Promoting the education of looked-after and previously looked-after children - GOV.UK (www.gov.uk)
For those children in custody additional guidance is contained in appendix 2
A meeting was convened between representatives of NAVSH, DfE and MoJ tin November 2020 o explore a numbers of areas raised by NAVSH members including
- A need for improved data sharing between MOJ and Virtual Head Teachers to support them in their statutory duties so that VSHs can establish who in care is in custody at institutions in our area including children in care to other authorities, establish if they are attending 25 hours a week education.

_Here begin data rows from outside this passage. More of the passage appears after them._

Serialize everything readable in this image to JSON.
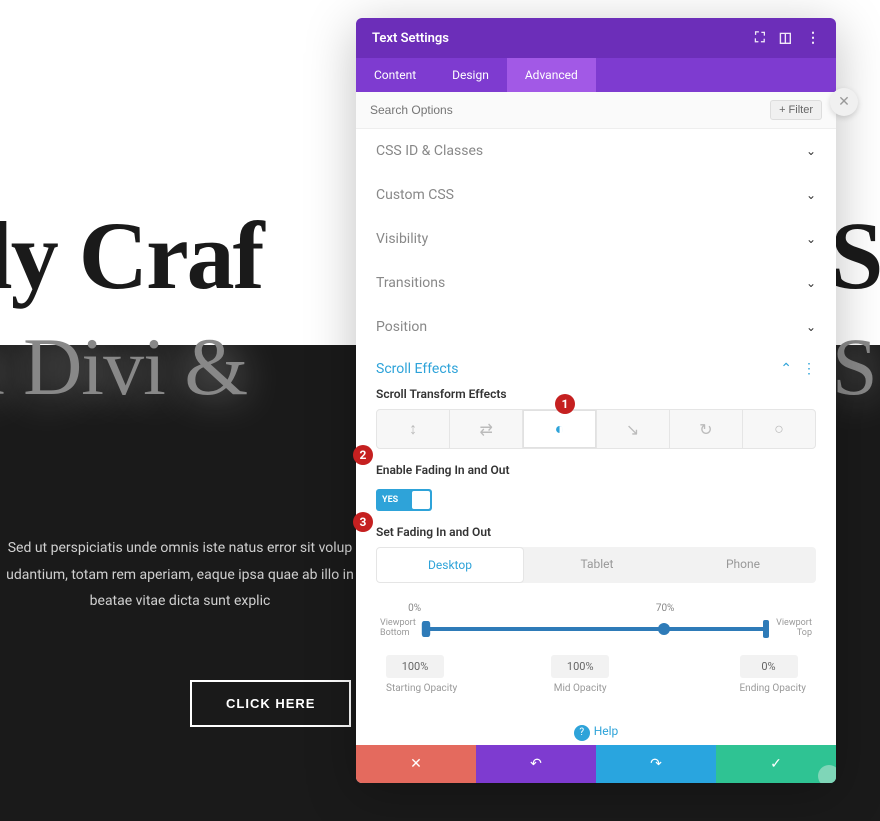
{
  "hero": {
    "title": "ully Craf",
    "subtitle": "vith Divi &",
    "title_tail": "S",
    "subtitle_tail": "S",
    "body": "Sed ut perspiciatis unde omnis iste natus error sit volup udantium, totam rem aperiam, eaque ipsa quae ab illo in beatae vitae dicta sunt explic",
    "cta": "CLICK HERE"
  },
  "panel": {
    "title": "Text Settings",
    "tabs": {
      "content": "Content",
      "design": "Design",
      "advanced": "Advanced"
    },
    "search_placeholder": "Search Options",
    "filter": "+ Filter",
    "sections": {
      "css_id": "CSS ID & Classes",
      "custom_css": "Custom CSS",
      "visibility": "Visibility",
      "transitions": "Transitions",
      "position": "Position",
      "scroll_effects": "Scroll Effects"
    },
    "scroll": {
      "transform_label": "Scroll Transform Effects",
      "enable_label": "Enable Fading In and Out",
      "toggle": "YES",
      "set_label": "Set Fading In and Out",
      "devices": {
        "desktop": "Desktop",
        "tablet": "Tablet",
        "phone": "Phone"
      },
      "viewport_bottom": "Viewport Bottom",
      "viewport_top": "Viewport Top",
      "pct_start": "0%",
      "pct_mid": "70%",
      "opacity_start": {
        "val": "100%",
        "label": "Starting Opacity"
      },
      "opacity_mid": {
        "val": "100%",
        "label": "Mid Opacity"
      },
      "opacity_end": {
        "val": "0%",
        "label": "Ending Opacity"
      }
    },
    "help": "Help"
  },
  "annotations": {
    "a1": "1",
    "a2": "2",
    "a3": "3"
  }
}
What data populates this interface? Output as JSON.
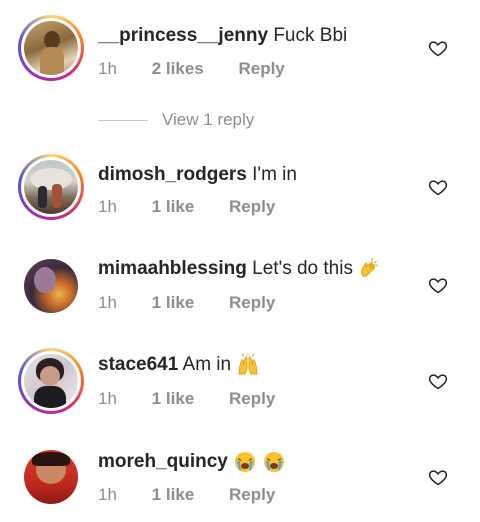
{
  "comments": [
    {
      "username": "__princess__jenny",
      "text": "Fuck Bbi",
      "emoji": "",
      "time": "1h",
      "likes": "2 likes",
      "reply": "Reply",
      "story_ring": true
    },
    {
      "username": "dimosh_rodgers",
      "text": "I'm in",
      "emoji": "",
      "time": "1h",
      "likes": "1 like",
      "reply": "Reply",
      "story_ring": true
    },
    {
      "username": "mimaahblessing",
      "text": "Let's do this",
      "emoji": "clapping-hands",
      "time": "1h",
      "likes": "1 like",
      "reply": "Reply",
      "story_ring": false
    },
    {
      "username": "stace641",
      "text": "Am in",
      "emoji": "raised-hands",
      "time": "1h",
      "likes": "1 like",
      "reply": "Reply",
      "story_ring": true
    },
    {
      "username": "moreh_quincy",
      "text": "",
      "emoji": "crying-faces",
      "time": "1h",
      "likes": "1 like",
      "reply": "Reply",
      "story_ring": false
    }
  ],
  "view_replies": "View 1 reply",
  "colors": {
    "text": "#262626",
    "secondary": "#8e8e8e",
    "divider": "#c7c7c7"
  }
}
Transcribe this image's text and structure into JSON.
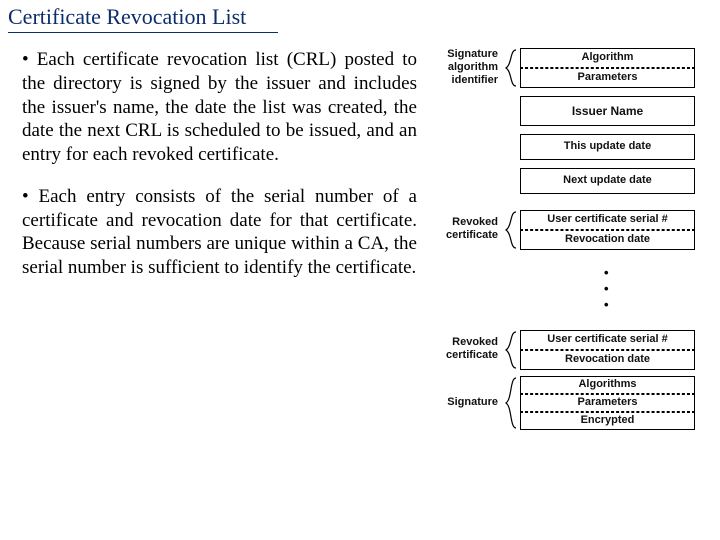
{
  "title": "Certificate Revocation List",
  "paragraphs": {
    "p1": "• Each certificate revocation list (CRL) posted to the directory is signed by the issuer and includes the issuer's name, the date the list was created, the date the next CRL is scheduled to be issued, and an entry for each revoked certificate.",
    "p2": "• Each entry consists of the serial number of a certificate and revocation date for that certificate. Because serial numbers are unique within a CA, the serial number is sufficient to identify the certificate."
  },
  "diagram": {
    "labels": {
      "sig_algo_id_l1": "Signature",
      "sig_algo_id_l2": "algorithm",
      "sig_algo_id_l3": "identifier",
      "revoked_cert_l1": "Revoked",
      "revoked_cert_l2": "certificate",
      "revoked_cert2_l1": "Revoked",
      "revoked_cert2_l2": "certificate",
      "signature": "Signature"
    },
    "cells": {
      "algorithm": "Algorithm",
      "parameters": "Parameters",
      "issuer_name": "Issuer Name",
      "this_update": "This update date",
      "next_update": "Next update date",
      "user_cert_serial": "User certificate serial #",
      "revocation_date": "Revocation date",
      "user_cert_serial2": "User certificate serial #",
      "revocation_date2": "Revocation date",
      "sig_algorithms": "Algorithms",
      "sig_parameters": "Parameters",
      "sig_encrypted": "Encrypted"
    },
    "dots": {
      "d1": "•",
      "d2": "•",
      "d3": "•"
    }
  }
}
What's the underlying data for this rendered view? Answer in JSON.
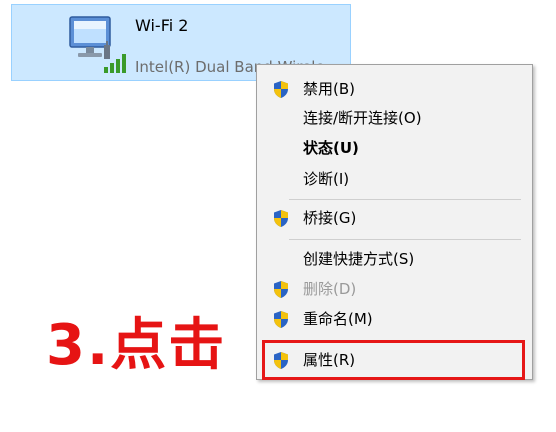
{
  "adapter": {
    "name": "Wi-Fi 2",
    "description": "Intel(R) Dual Band Wirele"
  },
  "menu": {
    "items": [
      {
        "label": "禁用(B)",
        "shield": true,
        "bold": false,
        "disabled": false
      },
      {
        "label": "连接/断开连接(O)",
        "shield": false,
        "bold": false,
        "disabled": false
      },
      {
        "label": "状态(U)",
        "shield": false,
        "bold": true,
        "disabled": false
      },
      {
        "label": "诊断(I)",
        "shield": false,
        "bold": false,
        "disabled": false
      },
      {
        "label": "桥接(G)",
        "shield": true,
        "bold": false,
        "disabled": false
      },
      {
        "label": "创建快捷方式(S)",
        "shield": false,
        "bold": false,
        "disabled": false
      },
      {
        "label": "删除(D)",
        "shield": true,
        "bold": false,
        "disabled": true
      },
      {
        "label": "重命名(M)",
        "shield": true,
        "bold": false,
        "disabled": false
      },
      {
        "label": "属性(R)",
        "shield": true,
        "bold": false,
        "disabled": false
      }
    ]
  },
  "annotation": {
    "text": "3.点击",
    "color": "#e61414"
  },
  "colors": {
    "selection_bg": "#cce8ff",
    "menu_bg": "#f2f2f2",
    "highlight": "#e61717"
  },
  "icons": {
    "adapter": "network-adapter-icon",
    "shield": "uac-shield-icon"
  }
}
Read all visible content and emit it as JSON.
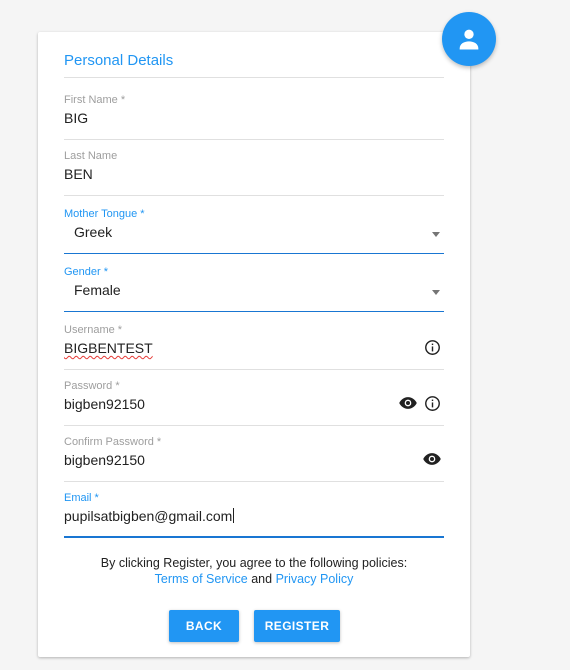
{
  "form": {
    "section_title": "Personal Details",
    "first_name": {
      "label": "First Name *",
      "value": "BIG"
    },
    "last_name": {
      "label": "Last Name",
      "value": "BEN"
    },
    "mother_tongue": {
      "label": "Mother Tongue *",
      "value": "Greek"
    },
    "gender": {
      "label": "Gender *",
      "value": "Female"
    },
    "username": {
      "label": "Username *",
      "value": "BIGBENTEST",
      "info_icon": "info-icon"
    },
    "password": {
      "label": "Password *",
      "value": "bigben92150",
      "icons": [
        "eye-icon",
        "info-icon"
      ]
    },
    "confirm_password": {
      "label": "Confirm Password *",
      "value": "bigben92150",
      "icons": [
        "eye-icon"
      ]
    },
    "email": {
      "label": "Email *",
      "value": "pupilsatbigben@gmail.com"
    }
  },
  "policy": {
    "text": "By clicking Register, you agree to the following policies:",
    "terms_link": "Terms of Service",
    "and_text": "and",
    "privacy_link": "Privacy Policy"
  },
  "buttons": {
    "back": "BACK",
    "register": "REGISTER"
  },
  "colors": {
    "accent": "#2196f3",
    "focus_underline": "#1976d2",
    "label_grey": "#9e9e9e"
  },
  "icons": {
    "avatar": "person-icon"
  }
}
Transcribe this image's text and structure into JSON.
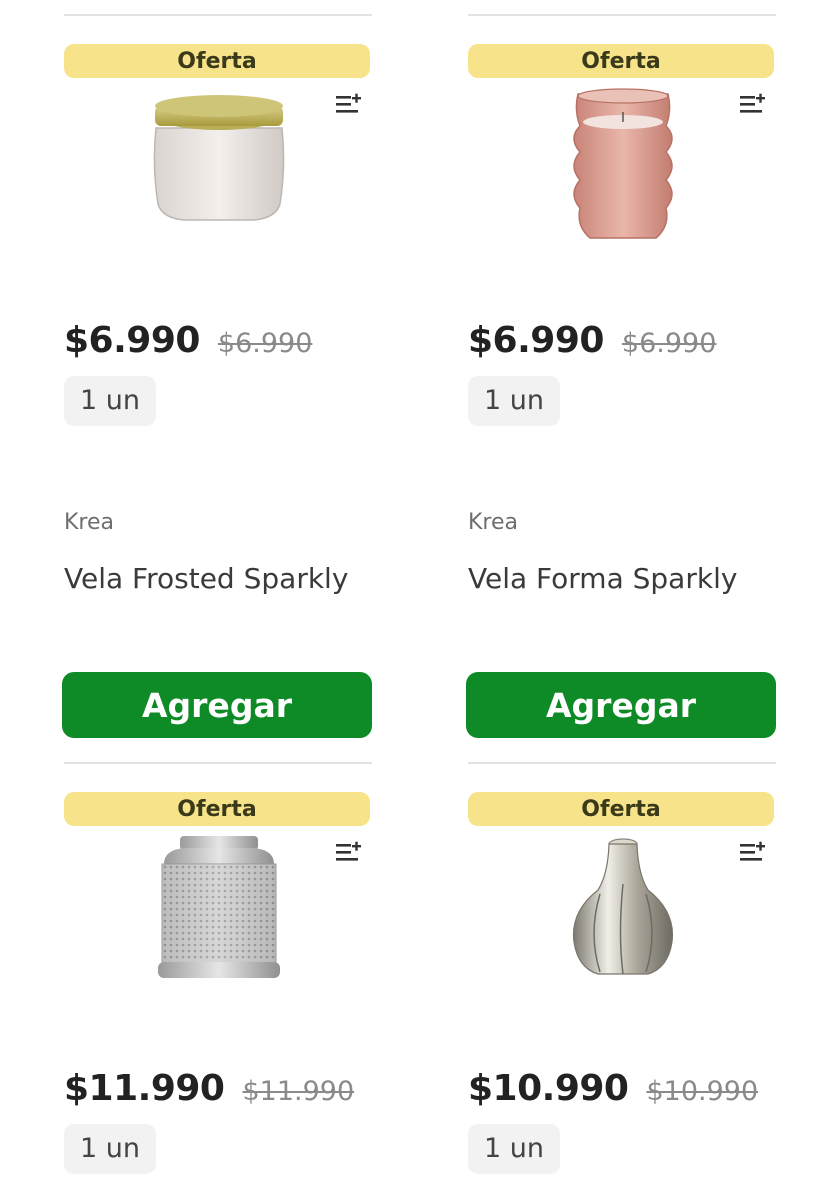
{
  "products": [
    {
      "badge": "Oferta",
      "price": "$6.990",
      "old_price": "$6.990",
      "unit": "1 un",
      "brand": "Krea",
      "name": "Vela Frosted Sparkly",
      "button": "Agregar",
      "image_icon": "frosted-candle-jar"
    },
    {
      "badge": "Oferta",
      "price": "$6.990",
      "old_price": "$6.990",
      "unit": "1 un",
      "brand": "Krea",
      "name": "Vela Forma Sparkly",
      "button": "Agregar",
      "image_icon": "pink-wavy-candle"
    },
    {
      "badge": "Oferta",
      "price": "$11.990",
      "old_price": "$11.990",
      "unit": "1 un",
      "image_icon": "silver-lantern"
    },
    {
      "badge": "Oferta",
      "price": "$10.990",
      "old_price": "$10.990",
      "unit": "1 un",
      "image_icon": "silver-bulb-vase"
    }
  ],
  "colors": {
    "badge_bg": "#f7e38a",
    "button_bg": "#0e8a27",
    "chip_bg": "#f2f2f2"
  },
  "icons": {
    "list_add": "playlist-add-icon"
  }
}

There is a Virtual Head in each geographical location of a YOI who could be key point of contact.
- A need to clarify expectations around personal education planning (PEP) for all children in care so that social care, education, carers and Virtual School Heads are able to oversee and support the planning for education including transition in and out of different education provisions to minimise the impact on longer term education and outcomes.
- Consider the development of an equivalent role to that of the designated teacher in schools so that institutions have a key point of contact for care experienced children with responsibilities around the specific oversight of education of this group of children and act as a key point of contact for Virtual School Heads.
- Consider how we ensure any education provision is delivered by professionals who have an understanding of attachment and trauma and the impact on education. Ensuring all education professionals are able to apply appropriate strategies informed by knowledge and research in the education setting.
- Given the high number of children with SEND, we would welcome development of a trained SENCO role in the education setting in line with the practice in schools. This would include responsibility to link with the VSH with a view to ensuring that the SEN Code of Practice is adhered to and that there is close liaison with previous and subsequent education providers to ensure that any assessments are continued whilst a young person is in a YOI.
- How we ensure that there is a broad and balanced curriculum that can meet the needs of high performing students so they are able to continue with GCSE and A Level Study as part of a pathway to higher education.
These areas will be an on-going area for consideration and research in order to improve outcomes for care experienced children in custody.